36 Hours in Tokyo

Written By Unknown on Jumat, 03 Mei 2013 | 17.35

Kosuke Okahara for The New York Times

By Shibuya station, a mass of pedestrians cross the street. More Photos »

Japan's population may be skewing older, leading the global march to demographic gridlock, but Tokyo feels like a city powered by the young. Sophisticated and sprawling, with half a dozen city centers that long ago grew together, it combines the life force of a national capital of everything — politics, finance, culture, style — with a talent for change and renewal that it earned the hard way, bouncing back after repeated flattening by earthquakes, fires and war over its 400 years of existence. The skyscraper race of the '90s has slowed down, but a new romance with the city's waterfront is flourishing, spots for sushi and pâté de foie gras are always being added to its 160,000 restaurants, and the teenagers jamming anime-inspired shopping districts update the outlandish costume of the moment every few months.

Friday

1 3 p.m. Spirit World

It's easy to forget while squeezing onto the subway or dancing to techno-pop, but Tokyo is still the seat of an emperor. At the Meiji Shrine, the deified spirit of the Emperor Meiji, the current emperor's great-grandfather, resides in a Shinto temple surrounded by 170,000 majestic trees. A 40-foot-high arched torii gateway marks your entry into this spiritual world, and a network of paths leads to the shrine. The forest feels peaceful and far from the busy city, even though this is one of Tokyo's most visited outdoor places.

2 4 p.m. The Stylish Swarm

Abandon tranquillity with a short walk to the shopper-clogged streets of the Harajuku district. Shops selling everything to outfit the fashionable teenager crowd Takeshita Dori, a jam-packed pedestrian-only alley. Omotesando, a tree-lined boulevard, projects a more mature vision of chic with European designer outlets like Dior and Louis Vuitton; Paris-inspired cafes; LaForet, a boutique complex featuring up-to-the-minute styles; and Omotesando Hills, a Tadao Ando-designed shopping arcade devoted to high-end fashion.

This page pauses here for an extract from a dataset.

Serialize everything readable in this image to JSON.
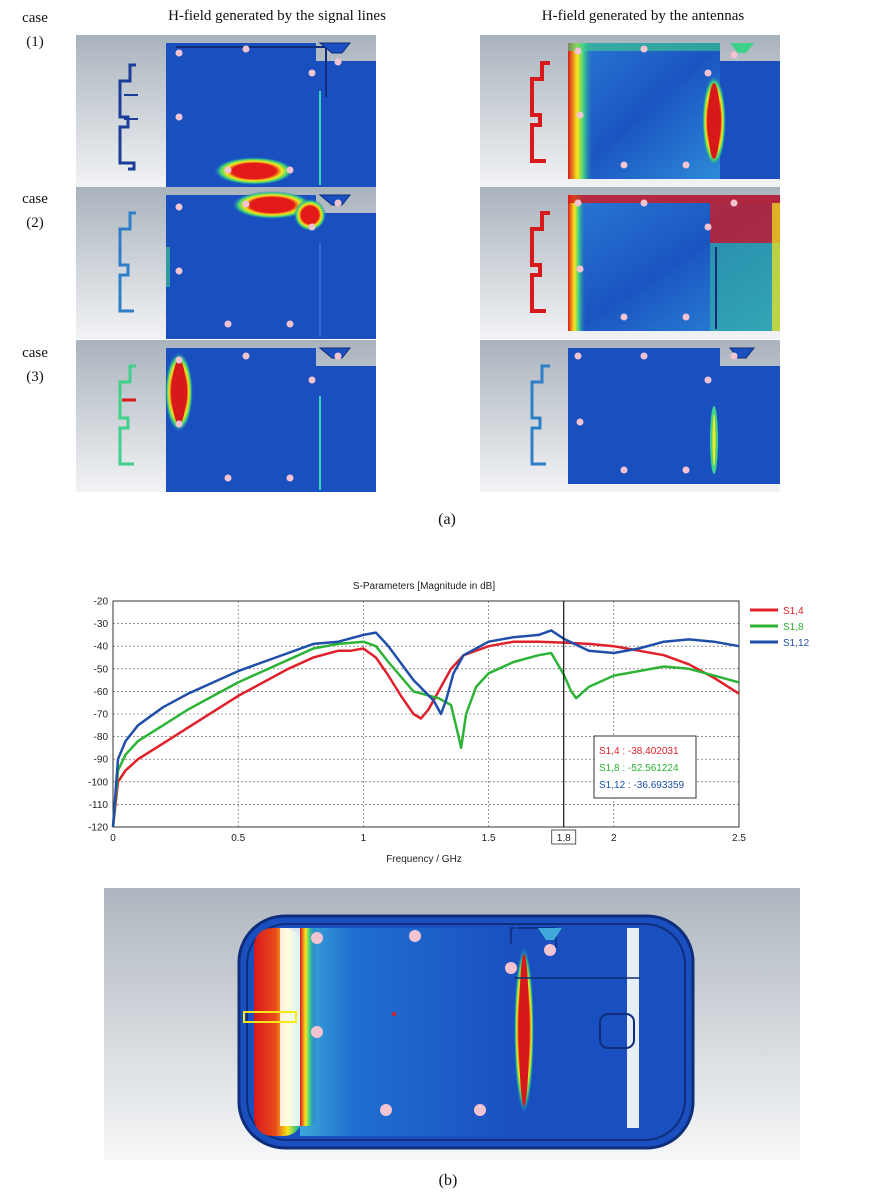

3 7 p.m. Consult the Sommelier

A favorite after-work stop in Tokyo is the izakaya, a pub selling small plates of bar food, typically with beer. The format gets a high-end twist at Izakaya Vin in Shibuya, where the plates (800 to 1,600 yen, or $8.25 to $16.50, at 97 yen to the dollar) feature selections like Parma ham, whitefish carpaccio and duck salad, and the libation is French wine from an extensive list. A glass is around 1,500 yen, but the sommelier closest to your table will also open a bottle for you, for a price ranging from 7,300 to 1 million yen. A well-dressed crowd munches, sips and chats at small tables spread over three floors.

4 10 p.m. Street Moves

After-dinner coffee comes with a show at the Starbucks overlooking the Scramble Intersection (more properly called the Shibuya Crossing), a hub of busy streets. Instead of walking with traffic, pedestrians are held back until the traffic lights stop all vehicles simultaneously. Then, in a triumph of crosswalk choreography, hundreds of people surge out and completely fill Hachiko Square, walking in all directions yet never colliding. They're all just going from one place to another, but it's a scene reminiscent of both performance art and the maneuvers of a Big Ten marching band, and it has become a popular attraction. If all the second-floor window seats are taken, watch from the Mark City pedestrian passage at the Shibuya train station across the street, near "The Myth of Tomorrow," a haunting "Guernica"-like mural depicting the horror of an atomic bomb detonation.

Saturday

5 10 a.m. On the Sumida

A latecomer to the notion of a recreational waterfront, Tokyo now looks to the water for more than seafood. From Hinode Pier at the edge of Tokyo Bay, take a cruise into the heart of the city on the Sumida River, passing riverside walkways and feeder canals. Commentary in Japanese and English focuses on the 13 bridges that slip by overhead, but the real point is the unusually open perspective on this congested city. Other cruises cross the bay to Odaiba, an island that has taken off as an entertainment district covered with amusement parks, museums, shopping malls and a spa that draws geothermally heated water from deep under the bay.